Von Volker Mrasek | 19.10.2009
    Als "Natur-Folklore" wird es gelegentlich abgetan, wenn Biologen dazu aufrufen, Tier- und Pflanzenarten um jeden Preis zu schützen. So empfindlich seien unsere Ökosysteme vielleicht gar nicht, wenden Kritiker ein, dass sie nicht den Verlust einzelner ihren Mitglieder verschmerzen könnten.

    Der neue Report aus dem Sekretariat der internationalen Biodiversitäts-Konvention stärkt Artenschützern jetzt den Rücken. Es ist ein sogenannter Synthesebericht zum Stand der Forschung. Die Autoren gehen der Frage nach, unter welchen Bedingungen Wald-Ökosysteme heute am widerstandsfähigsten sind. Der Ökologe Ian Thompson vom Kanadischen Forstdienst in Ontario:

    "Zum ersten Mal wurden für diesen Bericht alle vorliegenden Studien ausgewertet. Mehr als 80 Prozent von ihnen zeigen übereinstimmend: Ja, biologische Vielfalt ist eine entscheidende Größe! Ein artenreicher Wald hat eine größere Widerstandskraft und ist produktiver als ein artenärmerer."

    Der kanadische Forstökologe stellt klar, dass hierbei nicht die absolute Zahl der Arten das Entscheidende ist. Sie könne von Wald zu Wald stark variieren:

    "Jedes Waldökosystem hat sein eigenes Repertoire an Arten, die von Natur aus zusammen vorkommen. Viele boreale Nadelwälder zum Beispiel werden nur von einer einzigen Baumart dominiert, in den Tropen dagegen können es Hunderte sein. Wichtig ist auf jeden Fall, dass sie ihre funktionellen Arten nicht verlieren. Denn dann verändern sich die Ökosysteme dramatisch."

    Mit "funktionellen Arten" sind all jene gemeint, die man als Lebensversicherung für Wälder ansehen könnte. Dabei darf man nicht nur an die beherrschenden Baumarten denken. Funktionell sind auch Bienen und Wespen, die die Blütenpflanzen des Waldes bestäuben. Oder auch Mikroorganismen im Boden, die Laub und totes Holz zersetzen und so auch eine wichtige Rolle im Stoffkreislauf des Ökosystems spielen.

    Das Beste für einen Forst oder Wald ist es wohl, wenn die Biodiversität gerade unter diesen Arten hoch ist. Wenn also die Rollen der Blüten-Bestäuber und Totholz-Zersetzer doppelt oder dreifach besetzt sind. Technische Systeme, die so ausgelegt sind, nennt man redundant.
    Auch die Forstwissenschaftler benutzen diesen Begriff in ihrem Report:

    "Dieses Konzept der Redundanz ist auch in vielen Ökosystemen verbreitet. Und Artenvielfalt spielt dabei eine Schlüsselrolle. Die Klimaerwärmung wird manchen Bewohnern des Waldes stärker zu schaffen machen als anderen. Sie kann auch wichtige funktionelle Arten treffen. In einem redundanten Wald-Ökosystem mit hoher Biodiversität ist die Chance größer, dass andere Arten dann in die Bresche springen, so dass das System weiter funktioniert."

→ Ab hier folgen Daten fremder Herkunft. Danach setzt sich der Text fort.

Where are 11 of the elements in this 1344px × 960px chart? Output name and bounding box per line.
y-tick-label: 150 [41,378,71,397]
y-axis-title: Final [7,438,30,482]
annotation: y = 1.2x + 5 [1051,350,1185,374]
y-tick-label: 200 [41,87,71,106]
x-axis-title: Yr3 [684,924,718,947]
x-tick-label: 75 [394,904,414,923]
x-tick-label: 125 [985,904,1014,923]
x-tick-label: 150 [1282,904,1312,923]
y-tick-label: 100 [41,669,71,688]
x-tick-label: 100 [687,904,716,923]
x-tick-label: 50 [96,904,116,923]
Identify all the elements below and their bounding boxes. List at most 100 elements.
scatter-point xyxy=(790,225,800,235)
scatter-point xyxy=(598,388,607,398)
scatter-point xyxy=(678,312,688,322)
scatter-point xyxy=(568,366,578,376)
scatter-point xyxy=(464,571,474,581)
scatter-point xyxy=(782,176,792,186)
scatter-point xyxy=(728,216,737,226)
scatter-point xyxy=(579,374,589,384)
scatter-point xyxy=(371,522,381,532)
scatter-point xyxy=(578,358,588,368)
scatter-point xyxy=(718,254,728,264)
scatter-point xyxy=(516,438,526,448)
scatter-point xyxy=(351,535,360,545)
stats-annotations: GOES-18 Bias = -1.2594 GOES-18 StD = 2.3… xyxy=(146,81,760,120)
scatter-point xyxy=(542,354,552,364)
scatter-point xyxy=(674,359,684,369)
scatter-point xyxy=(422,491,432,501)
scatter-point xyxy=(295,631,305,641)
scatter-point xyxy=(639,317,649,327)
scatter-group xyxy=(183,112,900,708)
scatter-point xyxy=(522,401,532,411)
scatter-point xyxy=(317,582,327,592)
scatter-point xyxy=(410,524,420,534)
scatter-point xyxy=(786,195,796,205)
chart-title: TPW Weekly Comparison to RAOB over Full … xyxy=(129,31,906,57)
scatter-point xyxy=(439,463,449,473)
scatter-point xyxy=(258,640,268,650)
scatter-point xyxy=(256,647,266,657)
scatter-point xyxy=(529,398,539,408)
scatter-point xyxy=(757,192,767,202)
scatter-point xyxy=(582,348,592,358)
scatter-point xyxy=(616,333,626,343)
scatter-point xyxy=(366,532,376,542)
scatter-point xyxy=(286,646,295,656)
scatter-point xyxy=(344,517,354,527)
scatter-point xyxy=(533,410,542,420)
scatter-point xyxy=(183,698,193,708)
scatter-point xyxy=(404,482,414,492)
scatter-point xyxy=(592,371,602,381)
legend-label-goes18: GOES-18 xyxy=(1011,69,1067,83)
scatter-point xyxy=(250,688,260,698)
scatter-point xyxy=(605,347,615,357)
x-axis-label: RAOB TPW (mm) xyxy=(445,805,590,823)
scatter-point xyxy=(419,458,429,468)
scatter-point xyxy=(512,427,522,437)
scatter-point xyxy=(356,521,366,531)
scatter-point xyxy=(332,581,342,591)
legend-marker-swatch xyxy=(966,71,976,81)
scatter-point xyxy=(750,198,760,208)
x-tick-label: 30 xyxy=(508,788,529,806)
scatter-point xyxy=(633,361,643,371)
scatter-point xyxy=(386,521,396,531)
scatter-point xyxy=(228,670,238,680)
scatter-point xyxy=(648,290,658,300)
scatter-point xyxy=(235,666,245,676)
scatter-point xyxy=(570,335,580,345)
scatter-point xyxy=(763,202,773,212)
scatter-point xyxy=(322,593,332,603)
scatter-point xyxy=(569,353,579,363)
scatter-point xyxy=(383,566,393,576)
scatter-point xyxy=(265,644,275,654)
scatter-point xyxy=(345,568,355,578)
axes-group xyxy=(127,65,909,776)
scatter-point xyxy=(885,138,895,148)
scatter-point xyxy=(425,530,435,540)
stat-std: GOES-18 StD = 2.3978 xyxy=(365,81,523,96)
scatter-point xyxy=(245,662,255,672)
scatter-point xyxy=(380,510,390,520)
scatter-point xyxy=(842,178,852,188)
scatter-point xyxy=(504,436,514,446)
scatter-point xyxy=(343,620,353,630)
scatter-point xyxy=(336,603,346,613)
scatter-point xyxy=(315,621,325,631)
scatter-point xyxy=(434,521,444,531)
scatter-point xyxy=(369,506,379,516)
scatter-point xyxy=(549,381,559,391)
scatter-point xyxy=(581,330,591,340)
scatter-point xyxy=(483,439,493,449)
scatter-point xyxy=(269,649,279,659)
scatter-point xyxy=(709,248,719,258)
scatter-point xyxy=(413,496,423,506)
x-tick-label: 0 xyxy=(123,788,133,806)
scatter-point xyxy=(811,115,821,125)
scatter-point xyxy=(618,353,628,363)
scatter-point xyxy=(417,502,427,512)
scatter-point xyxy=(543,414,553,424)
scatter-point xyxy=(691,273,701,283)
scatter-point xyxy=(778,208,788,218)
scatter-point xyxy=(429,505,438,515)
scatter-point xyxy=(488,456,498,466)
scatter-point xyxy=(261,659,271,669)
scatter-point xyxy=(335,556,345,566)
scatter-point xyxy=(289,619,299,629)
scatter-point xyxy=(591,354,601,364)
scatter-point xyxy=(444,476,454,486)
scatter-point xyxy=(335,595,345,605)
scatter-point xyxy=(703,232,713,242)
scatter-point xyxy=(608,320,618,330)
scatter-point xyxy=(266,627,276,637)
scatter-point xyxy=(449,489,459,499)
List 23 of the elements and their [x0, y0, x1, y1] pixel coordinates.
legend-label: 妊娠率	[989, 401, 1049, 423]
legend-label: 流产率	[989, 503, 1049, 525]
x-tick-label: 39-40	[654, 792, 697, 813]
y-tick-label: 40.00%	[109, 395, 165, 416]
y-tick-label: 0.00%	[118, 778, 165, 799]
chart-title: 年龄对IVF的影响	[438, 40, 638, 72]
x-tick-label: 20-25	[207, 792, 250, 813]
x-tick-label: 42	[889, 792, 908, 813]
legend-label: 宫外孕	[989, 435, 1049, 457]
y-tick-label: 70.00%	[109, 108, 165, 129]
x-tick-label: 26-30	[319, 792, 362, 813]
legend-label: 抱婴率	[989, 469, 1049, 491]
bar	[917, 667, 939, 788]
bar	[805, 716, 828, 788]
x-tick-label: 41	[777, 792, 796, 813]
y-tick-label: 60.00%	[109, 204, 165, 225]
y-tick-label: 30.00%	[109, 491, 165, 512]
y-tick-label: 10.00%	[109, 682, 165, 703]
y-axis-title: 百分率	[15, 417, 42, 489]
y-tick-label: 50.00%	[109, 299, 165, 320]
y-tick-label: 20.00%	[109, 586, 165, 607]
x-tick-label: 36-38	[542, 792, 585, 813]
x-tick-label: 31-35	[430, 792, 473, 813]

    In vielen Regionen tragen sich Forstwirte heute mit dem Gedanken, die Baumarten-Zusammensetzung von Wäldern zu verändern. Sie überlegen, Hölzer aus wärmeren, trockeneren Klimaten anzupflanzen und empfindliche, angestammte Arten durch sie zu ersetzen. Dabei sollte man aber grundsätzlich behutsam vorgehen, empfehlen Ian Thompson und die anderen Autoren der neuen Studie:

    "Die Frage ist hier: Womit soll man aufforsten, wenn das Klima in Zukunft wärmer wird? Da kann man sagen, dass es von vielen Baumarten Varietäten oder Unterarten gibt, die in warmen Regionen vorkommen. Wenn Förster gezielt diese Sorten anpflanzen, dann vermeiden sie gravierende Veränderungen im Arten-Spektrum des Waldes. Ja, sie erhöhen sogar noch seine genetische Vielfalt."

    Eine Überlebensgarantie ist aber auch das noch nicht. Sollte die Klimaerwärmung das tolerierbare Maß für die meisten Mitglieder der Wald-Kommune überschreiten, dann – so heißt es in dem Report – sei auch der artenreichste Wald in seiner Existenz bedroht.